For sixteen years Walter Mitty (Stiller) has been working for the renowned magazine Life as a negative assets manager. But the digital age has finally caught up with it, and its new owners have decided that a printed version is no longer required.

Their timing couldn't be worse, particularly for Walter, who is smitten with a new colleague Cheryl (Kristen Wiig). For years he's been a day dreamer, but Cheryl's arrival has been the first real thing worth having in his life.

Although the printed version is to end, they want to go out on a high with the last issue, which is why highly respected photojournalist Sean O'Connell (Sean Penn) has shot something amazing for the cover. He has sent over the negatives to Walter, as he has done many times over the years. O'Connell informs Walter that negative 25 is the one for the cover, but on closer inspection, Walter finds that it is actually missing.

With his life on the precipice of great change, Walter decides to jump off into the great unknown and track down O'Connell wherever he is in the world and bring back negative 25 for the cover. It's a trip that's long overdue for Walter, one brimming with unexpected real-life adventure.
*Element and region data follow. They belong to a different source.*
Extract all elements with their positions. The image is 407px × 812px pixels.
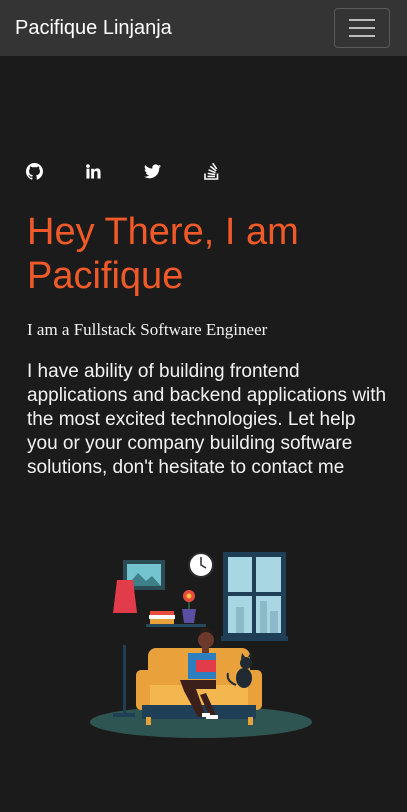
github-link[interactable]: [26, 163, 43, 180]
linkedin-link[interactable]: [85, 163, 102, 180]
stackoverflow-icon: [204, 163, 219, 180]
brand-link[interactable]: Pacifique Linjanja: [15, 17, 172, 40]
linkedin-icon: [86, 164, 101, 179]
social-links: [26, 163, 220, 180]
menu-toggle-button[interactable]: [334, 8, 390, 48]
hero-description: I have ability of building frontend appl…: [27, 361, 387, 478]
twitter-icon: [144, 164, 161, 179]
navbar: Pacifique Linjanja: [0, 0, 407, 56]
hamburger-menu-icon: [349, 19, 375, 21]
stackoverflow-link[interactable]: [203, 163, 220, 180]
hero-headline: Hey There, I am Pacifique: [27, 211, 299, 297]
github-icon: [26, 163, 43, 180]
twitter-link[interactable]: [144, 163, 161, 180]
hero-illustration: [90, 552, 312, 738]
hero-subtitle: I am a Fullstack Software Engineer: [27, 320, 268, 339]
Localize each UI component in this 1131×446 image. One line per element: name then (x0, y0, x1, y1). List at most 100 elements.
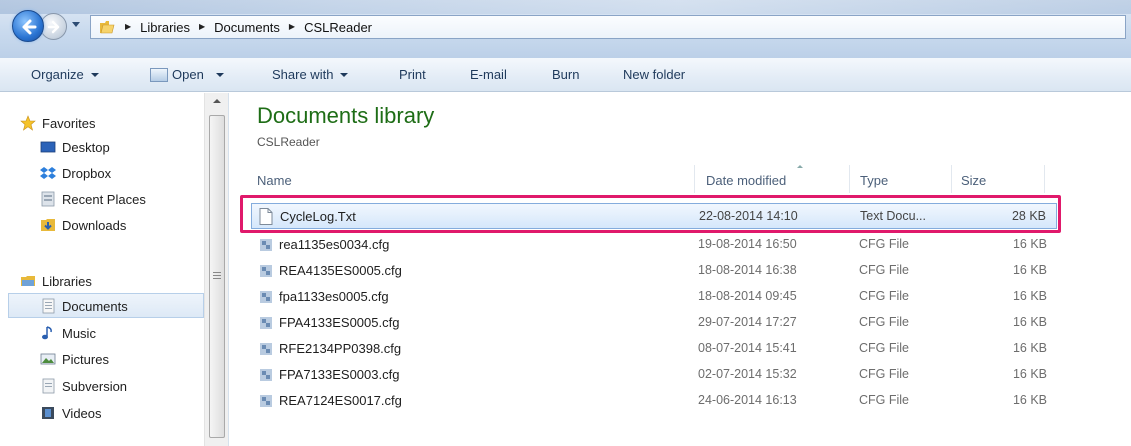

Although it shares the same name with Danny Kaye's 1947 film version, Stiller's is a completely different take on Thurber's story. His telling is less to do with multiple personalities, and more to do with the changes in life and how we react to them. The theme of analogue being replaced by digital acts as a nice allegory for Walter's life itself; he lives a standard analogue life, dreaming of a digital makeover. It takes a change completely out of his hands that acts as a catalyst to force him to re-evaluate his own destiny and finally do something about it.

It may also resemble a road trip in places, but ultimately the film itself is the journey of one individual who is finally spurred on to mentally and physically move on. Stiller gently emotes his character's chrysalis-tic transformation, delivering it with unusual subtlety. It's clearly what he was after as he also directed the film.

As a director, Stiller gives a clearly expensive Hollywood film a deliberate indie feel to proceedings. Everything from the quirky framing to the indie soundtrack belies its budget and everything it usually stands for.

And although his choice of a romantic lead in Kristen Wiig wouldn't be considered bold, the fact that he allows her to give a reserved and sweet performance – against type for her – shows confidence.

The Secret Life of Walter Mitty, despite one or two of its flashy – and relevant – set pieces, is at heart, a wonderfully old-fashioned film, dimly reminiscent of classics of old. It's for that very reason that it probably won't have them queuing around the box offices, but that shouldn't deter you.

It's a film with a fascinating quietness about it, with a friendly and quirky sensibility.

Much like his Mitty character, Stiller is showing another brave and impressive side to his personality, that proves yet again that there's more to the actor than pulling puzzled faces and running around museums. It's also an indication that he's a talented director too with the ability to think outside of the box. Let's just hope that this side of his creative personality doesn't have to remain so darn secretive in the future.